Anna Vod · January 10, 2024 · Short URL: https://vator.tv/n/57bf

Copyright and bias issues remain, but the tool promises to be very useful

While some doors close on the use of AI chatbots by big-company employees, new doors to that at-your-fingertips help are opening. Developers using GitHub now have access to its chatbot Copilot Chat to ask questions about code.

First made available for companies as Copilot for Business in mid-2023, it expanded in beta to individual subscribers in September. Now, the tool powered by OpenAI’s GPT-4 is available for all GitHub users, whether they’re using paid or free accounts.

Basically, where you’d earlier turn to documentation or online forums for code-related questions, users can turn to Copilot Chat and get answers much faster. These questions can be about “syntax, programming concepts, test cases, debugging, and more,” according to GitHub, and is not designed to provide information on non-coding questions.

Like in other language models we know, Copilot Chat answers to natural language prompts. The response comes in the form of “generated code, code suggestions, or explanations of existing code.” The uses include writing unit test cases, explaining code in natural language descriptions, and proposing fixes on a code you’d enter.

GitHub adds a disclaimer that Copilot Chat may have a limited scope when it comes to lesser-known programming languages or more complex code structures. It is also biased in terms that it pulls data from existing code repositories and may contain snippets of public code.

As to keeping the code you enter into Copilot from training, GitHub’s VP of product management, Shuyin Zhao, told TechCrunch there is no way to opt out – only by making the repositories private.

GitHub is a cloud-based compute platform widely used by developers and enterprises to build, test, and deploy code. In mid-2018, when it was just a code-repository service, it was acquired by Microsoft in a $7.5 billion stock deal. Over the years, it evolved by adding more features for software development. For one, there’s now GitHub Actions, which makes automating workflows easier with CI/CD.

Another has been GitHub’s introduction of the AI assistant for developers, as described in this story, which runs alongside the AI products in other Microsoft applications.

In fact, on a side note, you can get GPT-4 for free on your mobile with Copilot AI if you create a (free) Microsoft account.

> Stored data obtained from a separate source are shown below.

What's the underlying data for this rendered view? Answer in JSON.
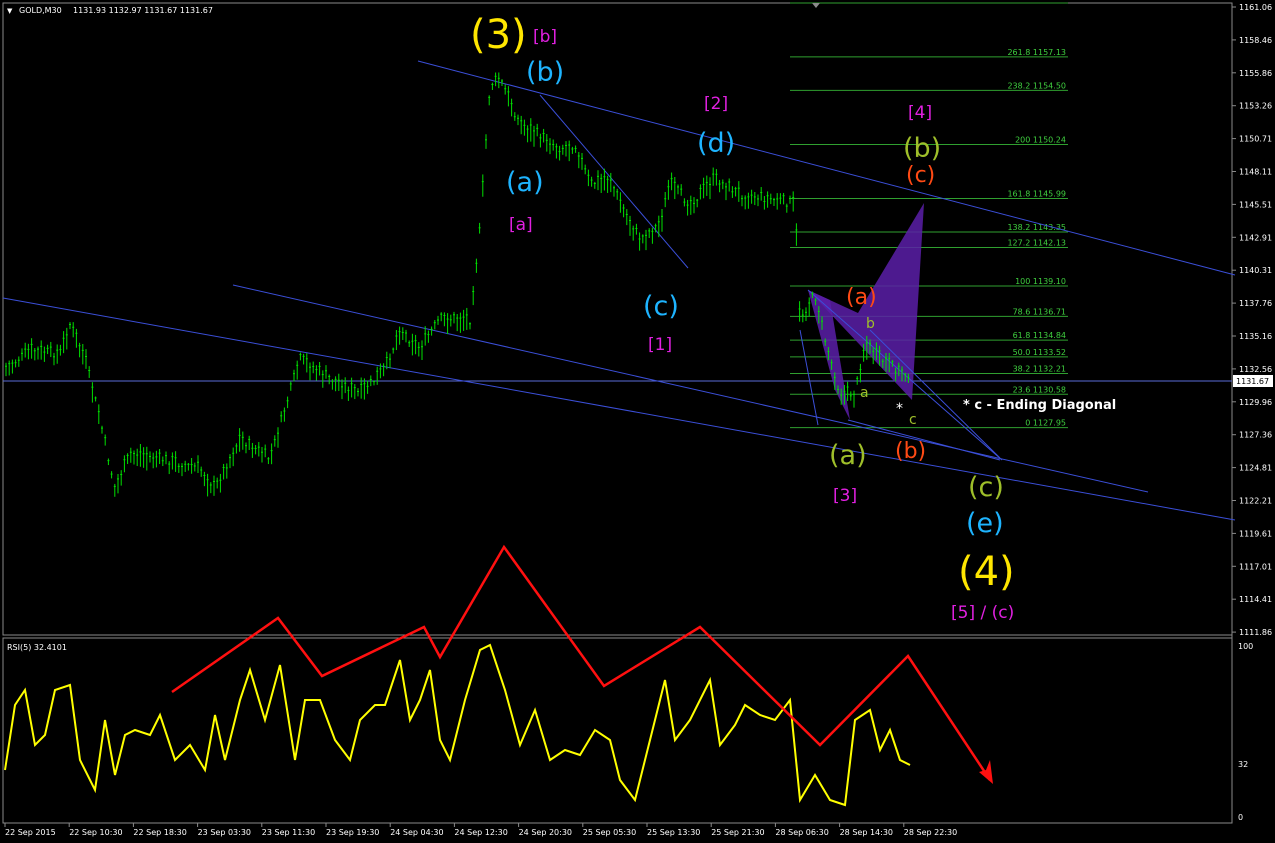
{
  "header": {
    "symbol": "GOLD,M30",
    "ohlc": "1131.93 1132.97 1131.67 1131.67",
    "current_price": "1131.67"
  },
  "price_axis": {
    "labels": [
      "1161.06",
      "1158.46",
      "1155.86",
      "1153.26",
      "1150.71",
      "1148.11",
      "1145.51",
      "1142.91",
      "1140.31",
      "1137.76",
      "1135.16",
      "1132.56",
      "1129.96",
      "1127.36",
      "1124.81",
      "1122.21",
      "1119.61",
      "1117.01",
      "1114.41",
      "1111.86"
    ]
  },
  "time_axis": {
    "labels": [
      "22 Sep 2015",
      "22 Sep 10:30",
      "22 Sep 18:30",
      "23 Sep 03:30",
      "23 Sep 11:30",
      "23 Sep 19:30",
      "24 Sep 04:30",
      "24 Sep 12:30",
      "24 Sep 20:30",
      "25 Sep 05:30",
      "25 Sep 13:30",
      "25 Sep 21:30",
      "28 Sep 06:30",
      "28 Sep 14:30",
      "28 Sep 22:30"
    ]
  },
  "fib_levels": [
    {
      "label": "261.8 1157.13",
      "price": 1157.13
    },
    {
      "label": "238.2 1154.50",
      "price": 1154.5
    },
    {
      "label": "200 1150.24",
      "price": 1150.24
    },
    {
      "label": "161.8 1145.99",
      "price": 1145.99
    },
    {
      "label": "138.2 1143.35",
      "price": 1143.35
    },
    {
      "label": "127.2 1142.13",
      "price": 1142.13
    },
    {
      "label": "100 1139.10",
      "price": 1139.1
    },
    {
      "label": "78.6 1136.71",
      "price": 1136.71
    },
    {
      "label": "61.8 1134.84",
      "price": 1134.84
    },
    {
      "label": "50.0 1133.52",
      "price": 1133.52
    },
    {
      "label": "38.2 1132.21",
      "price": 1132.21
    },
    {
      "label": "23.6 1130.58",
      "price": 1130.58
    },
    {
      "label": "0 1127.95",
      "price": 1127.95
    }
  ],
  "rsi": {
    "title": "RSI(5) 32.4101",
    "axis_labels": [
      "100",
      "32",
      "0"
    ]
  },
  "wave_labels": {
    "w3": "(3)",
    "b_top": "[b]",
    "b_cyan_top": "(b)",
    "a_cyan": "(a)",
    "a_mag": "[a]",
    "c_cyan": "(c)",
    "one_mag": "[1]",
    "two_mag": "[2]",
    "d_cyan": "(d)",
    "four_mag": "[4]",
    "b_olive": "(b)",
    "c_orange": "(c)",
    "a_orange": "(a)",
    "b_small": "b",
    "a_small": "a",
    "c_small": "c",
    "star": "*",
    "a_olive": "(a)",
    "b_orange": "(b)",
    "three_mag": "[3]",
    "c_olive": "(c)",
    "e_cyan": "(e)",
    "w4": "(4)",
    "five_c": "[5] / (c)",
    "ending_diag": "* c -  Ending Diagonal"
  },
  "colors": {
    "candle": "#00e000",
    "trend": "#3b4fd8",
    "rsi": "#ffff00",
    "arrow": "#ff0000",
    "fib": "#2f9f2f",
    "pattern": "#5b1fa8",
    "yellow": "#ffe600",
    "magenta": "#e020e0",
    "cyan": "#1eb4ff",
    "olive": "#9fbf2a",
    "orange": "#ff4a14"
  }
}
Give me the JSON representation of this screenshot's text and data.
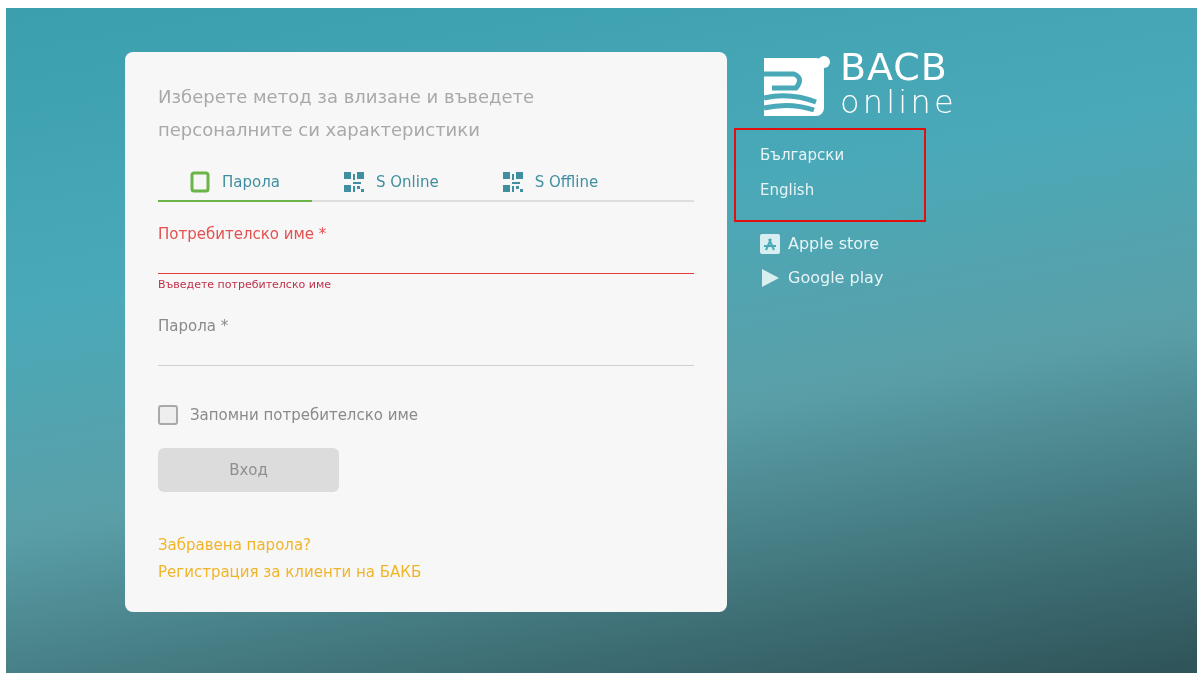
{
  "login_card": {
    "intro": "Изберете метод за влизане и въведете персоналните си характеристики",
    "tabs": [
      {
        "label": "Парола",
        "kind": "phone",
        "selected": true
      },
      {
        "label": "S Online",
        "kind": "qr",
        "selected": false
      },
      {
        "label": "S Offline",
        "kind": "qr",
        "selected": false
      }
    ],
    "fields": [
      {
        "label": "Потребителско име *",
        "error": "Въведете потребителско име",
        "invalid": true
      },
      {
        "label": "Парола *",
        "invalid": false
      }
    ],
    "remember": {
      "label": "Запомни потребителско име",
      "checked": false
    },
    "login_button": {
      "label": "Вход",
      "disabled": true
    },
    "links": [
      "Забравена парола?",
      "Регистрация за клиенти на БАКБ"
    ]
  },
  "sidebar": {
    "logo": {
      "line1": "BACB",
      "line2": "online"
    },
    "languages": [
      "Български",
      "English"
    ],
    "stores": [
      {
        "label": "Apple store",
        "kind": "apple"
      },
      {
        "label": "Google play",
        "kind": "google"
      }
    ]
  }
}
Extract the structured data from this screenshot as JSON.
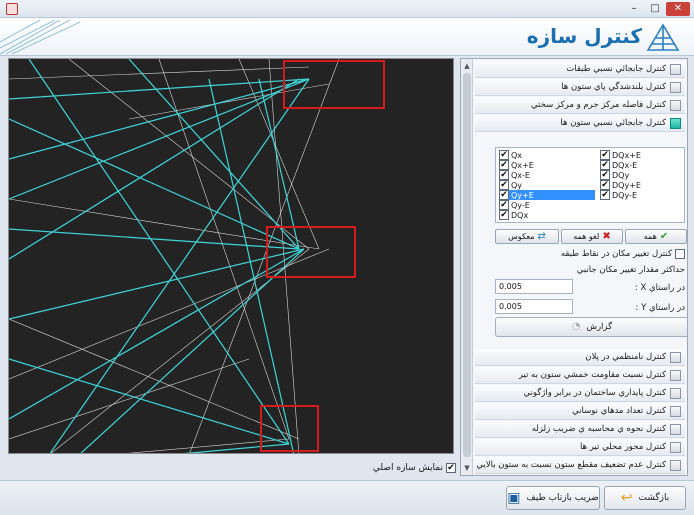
{
  "window": {
    "min_glyph": "–",
    "max_glyph": "□",
    "close_glyph": "✕"
  },
  "header": {
    "title": "كنترل سازه"
  },
  "viewport": {
    "show_original_label": "نمايش سازه اصلي",
    "show_original_checked": true
  },
  "panel": {
    "items_top": [
      {
        "label": "كنترل جابجائي نسبي طبقات",
        "active": false
      },
      {
        "label": "كنترل بلندشدگي پاي ستون ها",
        "active": false
      },
      {
        "label": "كنترل فاصله مركز جرم و مركز سختي",
        "active": false
      },
      {
        "label": "كنترل جابجائي نسبي ستون ها",
        "active": true
      }
    ],
    "combos_left": [
      {
        "label": "Qx",
        "checked": true,
        "selected": false
      },
      {
        "label": "Qx+E",
        "checked": true,
        "selected": false
      },
      {
        "label": "Qx-E",
        "checked": true,
        "selected": false
      },
      {
        "label": "Qy",
        "checked": true,
        "selected": false
      },
      {
        "label": "Qy+E",
        "checked": true,
        "selected": true
      },
      {
        "label": "Qy-E",
        "checked": true,
        "selected": false
      },
      {
        "label": "DQx",
        "checked": true,
        "selected": false
      }
    ],
    "combos_right": [
      {
        "label": "DQx+E",
        "checked": true
      },
      {
        "label": "DQx-E",
        "checked": true
      },
      {
        "label": "DQy",
        "checked": true
      },
      {
        "label": "DQy+E",
        "checked": true
      },
      {
        "label": "DQy-E",
        "checked": true
      }
    ],
    "buttons": {
      "all": "همه",
      "none": "لغو همه",
      "invert": "معكوس"
    },
    "change_location_label": "كنترل تغيير مكان در نقاط طبقه",
    "max_change_label": "حداكثر مقدار تغيير مكان جانبي",
    "x_label": "در راستاي X :",
    "x_value": "0.005",
    "y_label": "در راستاي Y :",
    "y_value": "0.005",
    "report_label": "گزارش",
    "items_bottom": [
      {
        "label": "كنترل نامنظمي در پلان"
      },
      {
        "label": "كنترل نسبت مقاومت خمشي ستون به تير"
      },
      {
        "label": "كنترل پايداري ساختمان در برابر واژگوني"
      },
      {
        "label": "كنترل تعداد مدهاي نوساني"
      },
      {
        "label": "كنترل نحوه ي محاسبه ي ضريب زلزله"
      },
      {
        "label": "كنترل محور محلي تير ها"
      },
      {
        "label": "كنترل عدم تضعيف مقطع ستون نسبت به ستون بالايي اش"
      }
    ]
  },
  "footer": {
    "back_label": "بازگشت",
    "spectrum_label": "ضريب بازتاب طيف"
  },
  "colors": {
    "accent": "#1a6fb0",
    "highlight": "#d41c1c",
    "members": "#3fd6d8"
  }
}
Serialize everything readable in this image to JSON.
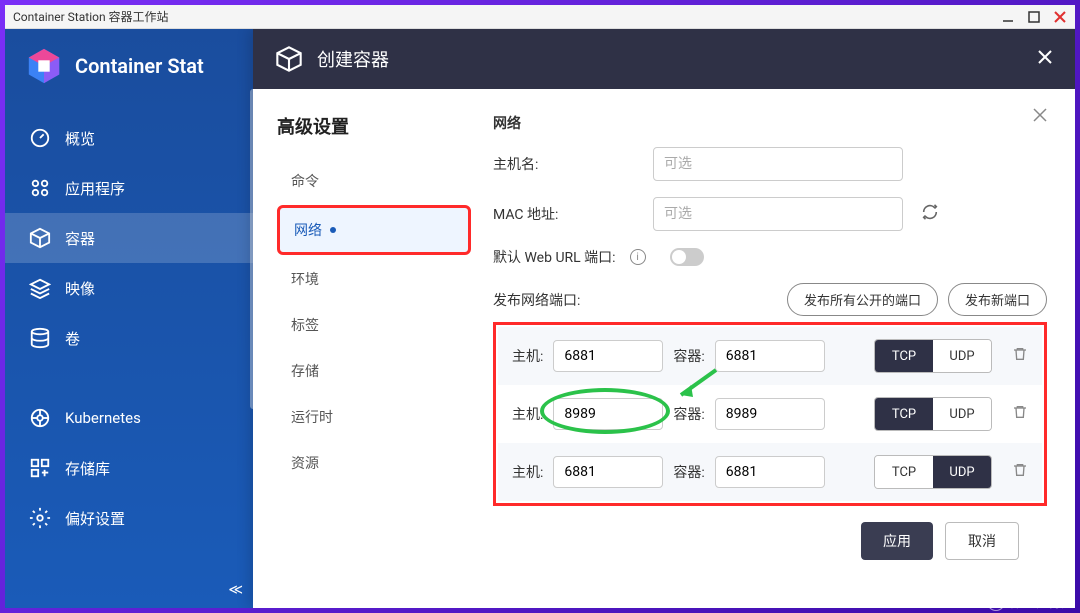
{
  "titlebar": {
    "title": "Container Station 容器工作站"
  },
  "sidebar": {
    "app_name": "Container Stat",
    "items": [
      {
        "label": "概览",
        "icon": "gauge"
      },
      {
        "label": "应用程序",
        "icon": "apps"
      },
      {
        "label": "容器",
        "icon": "cube",
        "active": true
      },
      {
        "label": "映像",
        "icon": "layers"
      },
      {
        "label": "卷",
        "icon": "database"
      }
    ],
    "items2": [
      {
        "label": "Kubernetes",
        "icon": "helm"
      },
      {
        "label": "存储库",
        "icon": "grid-plus"
      },
      {
        "label": "偏好设置",
        "icon": "gear"
      }
    ]
  },
  "modal": {
    "title": "创建容器",
    "settings_title": "高级设置",
    "tabs": [
      {
        "label": "命令"
      },
      {
        "label": "网络",
        "active": true,
        "dot": true
      },
      {
        "label": "环境"
      },
      {
        "label": "标签"
      },
      {
        "label": "存储"
      },
      {
        "label": "运行时"
      },
      {
        "label": "资源"
      }
    ],
    "form": {
      "section_heading": "网络",
      "hostname_label": "主机名:",
      "hostname_placeholder": "可选",
      "mac_label": "MAC 地址:",
      "mac_placeholder": "可选",
      "web_url_label": "默认 Web URL 端口:",
      "publish_label": "发布网络端口:",
      "publish_all_btn": "发布所有公开的端口",
      "publish_new_btn": "发布新端口",
      "host_label": "主机:",
      "container_label": "容器:",
      "tcp": "TCP",
      "udp": "UDP",
      "ports": [
        {
          "host": "6881",
          "container": "6881",
          "proto": "tcp"
        },
        {
          "host": "8989",
          "container": "8989",
          "proto": "tcp"
        },
        {
          "host": "6881",
          "container": "6881",
          "proto": "udp"
        }
      ]
    },
    "apply_btn": "应用",
    "cancel_btn": "取消"
  },
  "watermark": "什么值得买"
}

Currently, OpenAI charges a monthly $20 for its ChatGPT Plus. Well, Microsoft account holders now have a workaround to the newest publicly accessible language learning model with the Copilot app, described here by Tech.co in more detail.

The free access certainly won’t solve the profitability questions for modern AI tools. As opposed to traditional software, generative AI relies on new processing each time a user enters a prompt. Many of the large companies building the technology, GitHub Copilot included, have yet to stop losing money.